O dia 31 de agosto sacudiu o Brasil! Apesar de já ter sido decidido naquele fatídico 17 de abril, quando um “show pirotécnico” (a fala é dos principais jornais do mundo, desde o The New York Times de Nova Iorque, passando pelo El País da Espanha, considerado o maior jornal da Europa, até o Clarin da Argentina), foi realizado na Câmara dos Deputados, organizado e comandado por alguém que não merece a menor credibilidade do povo brasileiro.
Fato é que, desde o segundo debate entre Lula e Collor para Presidente da República no longínquo 1989, as massas organizadas brasileiras já não estavam mais dispostas a enfrentar a luta, partir para o fronte e ganhar as ruas.

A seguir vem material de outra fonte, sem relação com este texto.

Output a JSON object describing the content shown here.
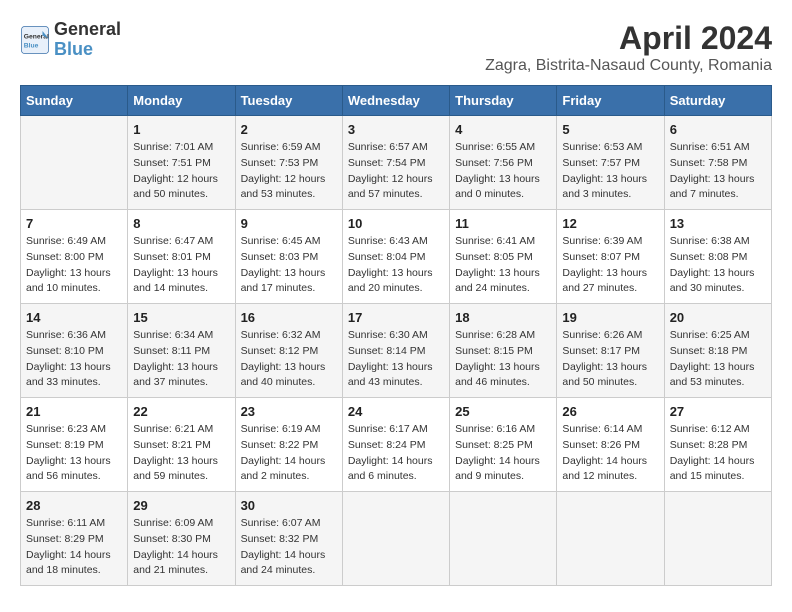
{
  "logo": {
    "name1": "General",
    "name2": "Blue"
  },
  "title": "April 2024",
  "subtitle": "Zagra, Bistrita-Nasaud County, Romania",
  "days_of_week": [
    "Sunday",
    "Monday",
    "Tuesday",
    "Wednesday",
    "Thursday",
    "Friday",
    "Saturday"
  ],
  "weeks": [
    [
      {
        "day": "",
        "detail": ""
      },
      {
        "day": "1",
        "detail": "Sunrise: 7:01 AM\nSunset: 7:51 PM\nDaylight: 12 hours\nand 50 minutes."
      },
      {
        "day": "2",
        "detail": "Sunrise: 6:59 AM\nSunset: 7:53 PM\nDaylight: 12 hours\nand 53 minutes."
      },
      {
        "day": "3",
        "detail": "Sunrise: 6:57 AM\nSunset: 7:54 PM\nDaylight: 12 hours\nand 57 minutes."
      },
      {
        "day": "4",
        "detail": "Sunrise: 6:55 AM\nSunset: 7:56 PM\nDaylight: 13 hours\nand 0 minutes."
      },
      {
        "day": "5",
        "detail": "Sunrise: 6:53 AM\nSunset: 7:57 PM\nDaylight: 13 hours\nand 3 minutes."
      },
      {
        "day": "6",
        "detail": "Sunrise: 6:51 AM\nSunset: 7:58 PM\nDaylight: 13 hours\nand 7 minutes."
      }
    ],
    [
      {
        "day": "7",
        "detail": "Sunrise: 6:49 AM\nSunset: 8:00 PM\nDaylight: 13 hours\nand 10 minutes."
      },
      {
        "day": "8",
        "detail": "Sunrise: 6:47 AM\nSunset: 8:01 PM\nDaylight: 13 hours\nand 14 minutes."
      },
      {
        "day": "9",
        "detail": "Sunrise: 6:45 AM\nSunset: 8:03 PM\nDaylight: 13 hours\nand 17 minutes."
      },
      {
        "day": "10",
        "detail": "Sunrise: 6:43 AM\nSunset: 8:04 PM\nDaylight: 13 hours\nand 20 minutes."
      },
      {
        "day": "11",
        "detail": "Sunrise: 6:41 AM\nSunset: 8:05 PM\nDaylight: 13 hours\nand 24 minutes."
      },
      {
        "day": "12",
        "detail": "Sunrise: 6:39 AM\nSunset: 8:07 PM\nDaylight: 13 hours\nand 27 minutes."
      },
      {
        "day": "13",
        "detail": "Sunrise: 6:38 AM\nSunset: 8:08 PM\nDaylight: 13 hours\nand 30 minutes."
      }
    ],
    [
      {
        "day": "14",
        "detail": "Sunrise: 6:36 AM\nSunset: 8:10 PM\nDaylight: 13 hours\nand 33 minutes."
      },
      {
        "day": "15",
        "detail": "Sunrise: 6:34 AM\nSunset: 8:11 PM\nDaylight: 13 hours\nand 37 minutes."
      },
      {
        "day": "16",
        "detail": "Sunrise: 6:32 AM\nSunset: 8:12 PM\nDaylight: 13 hours\nand 40 minutes."
      },
      {
        "day": "17",
        "detail": "Sunrise: 6:30 AM\nSunset: 8:14 PM\nDaylight: 13 hours\nand 43 minutes."
      },
      {
        "day": "18",
        "detail": "Sunrise: 6:28 AM\nSunset: 8:15 PM\nDaylight: 13 hours\nand 46 minutes."
      },
      {
        "day": "19",
        "detail": "Sunrise: 6:26 AM\nSunset: 8:17 PM\nDaylight: 13 hours\nand 50 minutes."
      },
      {
        "day": "20",
        "detail": "Sunrise: 6:25 AM\nSunset: 8:18 PM\nDaylight: 13 hours\nand 53 minutes."
      }
    ],
    [
      {
        "day": "21",
        "detail": "Sunrise: 6:23 AM\nSunset: 8:19 PM\nDaylight: 13 hours\nand 56 minutes."
      },
      {
        "day": "22",
        "detail": "Sunrise: 6:21 AM\nSunset: 8:21 PM\nDaylight: 13 hours\nand 59 minutes."
      },
      {
        "day": "23",
        "detail": "Sunrise: 6:19 AM\nSunset: 8:22 PM\nDaylight: 14 hours\nand 2 minutes."
      },
      {
        "day": "24",
        "detail": "Sunrise: 6:17 AM\nSunset: 8:24 PM\nDaylight: 14 hours\nand 6 minutes."
      },
      {
        "day": "25",
        "detail": "Sunrise: 6:16 AM\nSunset: 8:25 PM\nDaylight: 14 hours\nand 9 minutes."
      },
      {
        "day": "26",
        "detail": "Sunrise: 6:14 AM\nSunset: 8:26 PM\nDaylight: 14 hours\nand 12 minutes."
      },
      {
        "day": "27",
        "detail": "Sunrise: 6:12 AM\nSunset: 8:28 PM\nDaylight: 14 hours\nand 15 minutes."
      }
    ],
    [
      {
        "day": "28",
        "detail": "Sunrise: 6:11 AM\nSunset: 8:29 PM\nDaylight: 14 hours\nand 18 minutes."
      },
      {
        "day": "29",
        "detail": "Sunrise: 6:09 AM\nSunset: 8:30 PM\nDaylight: 14 hours\nand 21 minutes."
      },
      {
        "day": "30",
        "detail": "Sunrise: 6:07 AM\nSunset: 8:32 PM\nDaylight: 14 hours\nand 24 minutes."
      },
      {
        "day": "",
        "detail": ""
      },
      {
        "day": "",
        "detail": ""
      },
      {
        "day": "",
        "detail": ""
      },
      {
        "day": "",
        "detail": ""
      }
    ]
  ]
}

Aquele debate selou a derrota de Lula e do povo brasileiro no segundo turno daquelas eleições. Lembro-me muito bem que nós ficávamos ouvindo/vendo Collor bater sem parar e, nosso futuro presidente encostado no ringue sem conseguir reagir, após o “tapa de luva” que a face mais turva do fascismo brasileiro deu, através de Collor (aquilo não foi ele que arquitetou, ele não tinha essa capacidade). Desde então, houve um sentimento de derrota geral e as pessoas arrefeceram. Só em 1992, quando os “Caras-pintadas” voltaram às ruas para derrubar o mesmo Collor por corrupção, é que houve uma retomada, mesmo que breve, da luta pela democracia.

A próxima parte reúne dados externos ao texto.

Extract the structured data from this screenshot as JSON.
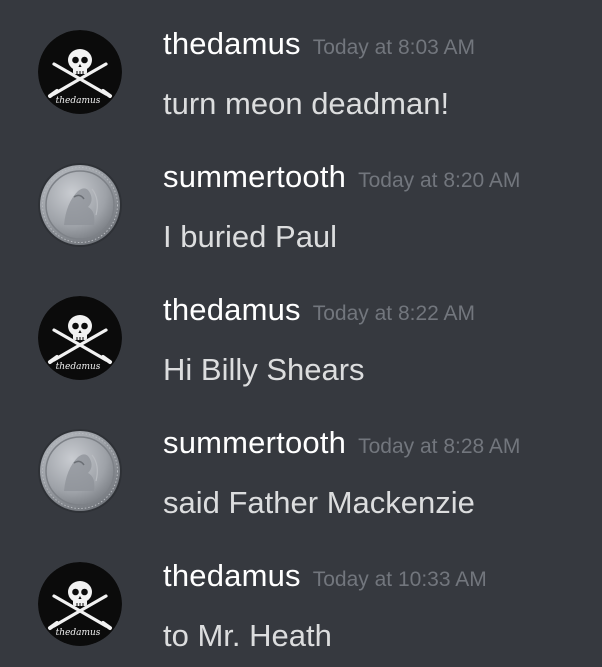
{
  "messages": [
    {
      "username": "thedamus",
      "timestamp": "Today at 8:03 AM",
      "text": "turn meon deadman!",
      "avatar_text": "thedamus",
      "avatar": "pirate-flag"
    },
    {
      "username": "summertooth",
      "timestamp": "Today at 8:20 AM",
      "text": "I buried Paul",
      "avatar": "silver-coin"
    },
    {
      "username": "thedamus",
      "timestamp": "Today at 8:22 AM",
      "text": "Hi Billy Shears",
      "avatar_text": "thedamus",
      "avatar": "pirate-flag"
    },
    {
      "username": "summertooth",
      "timestamp": "Today at 8:28 AM",
      "text": "said Father Mackenzie",
      "avatar": "silver-coin"
    },
    {
      "username": "thedamus",
      "timestamp": "Today at 10:33 AM",
      "text": "to Mr. Heath",
      "avatar_text": "thedamus",
      "avatar": "pirate-flag"
    }
  ],
  "colors": {
    "background": "#36393f",
    "username": "#ffffff",
    "timestamp": "#72767d",
    "text": "#dcddde"
  }
}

Os anos seguintes foram de “calmaria”, e é na calmaria que os tubarões atacam. E atacaram ferozmente, levando por debaixo dos panos tudo o que era do Brasil: energia, comunicações, minério, dinheiro. Mas ainda não estávamos totalmente refeitos do golpe de 1989. E nessa balada fomos até 2002 quando conseguimos levar ao poder um legítimo representante do povo.
Foram treze anos e (quase) oito meses de uma vida de liberdade, direitos preservados, de fartura. Mas os abutres da democracia cobraram um preço alto demais na cadernetinha dos brasileiros. Cobraram não, estão cobrando e vão cobrar. É aquela bodega da fazenda do patrão, onde o trabalhador vai lá, faz suas compras para o mês e o bodegueiro (apenas um pau-mandado do patrão) cobra o dobro, de forma que o pobre sempre vai estar devendo na mercearia.

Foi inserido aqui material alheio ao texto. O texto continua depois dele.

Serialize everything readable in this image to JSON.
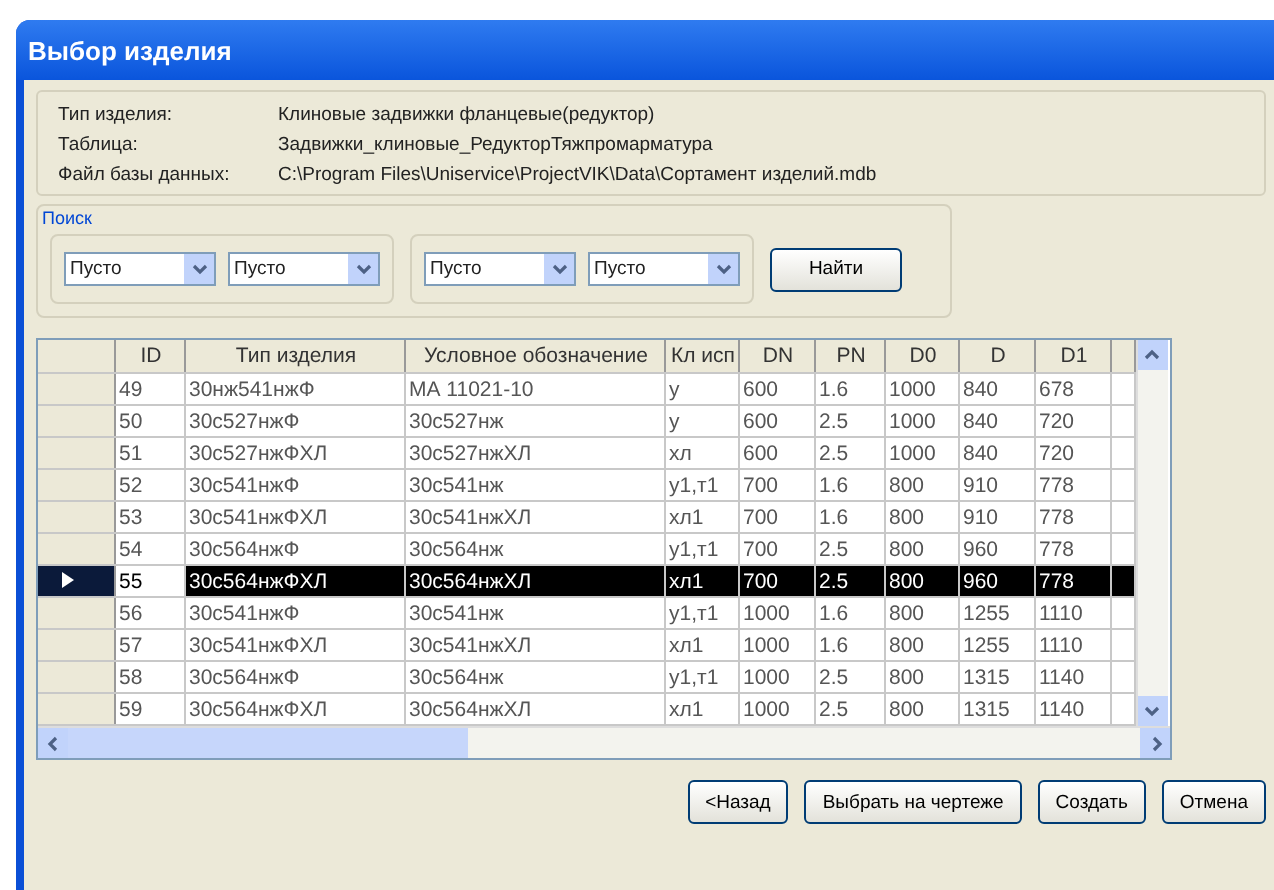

É hora de voltarmos à luta. As falas de Luiza Erundina na Câmara dos Deputados e Lídice da Mata no Senado clama pelo povo nas ruas. Ao tempo em que nos dá ânimo para não desistirmos.
É hora de retomar o caminho da luta. Estávamos desfrutando de tudo o que produzimos em 500 anos de história, mas tudo nos foi tirado em 17 de abril e a conta fechou em 31 de agosto de 2016. Um outro Brasil possível tem que ser retomado nos movimentos que também andavam meio adormecidos no “berço esplêndido” que se transformaram os últimos treze anos e meio.
Estamos cansados dos anos da vida. Mesmo porque, muitos de nós já não é mais criança e nem tem o vigor físico de trinta anos atrás. Mas o projeto de retomar o Brasil e devolver aos brasileiros (ou seja, a nós mesmos), interpela a todos nós para retomarmos o fronte.
Ontem não foi Dilma que caiu, foi o povo brasileiro que foi derrubado. Contudo, nós perdemos uma batalha, mas, como disseram os sandinistas na Revolução da Nicarágua, “a guerra não acabou”.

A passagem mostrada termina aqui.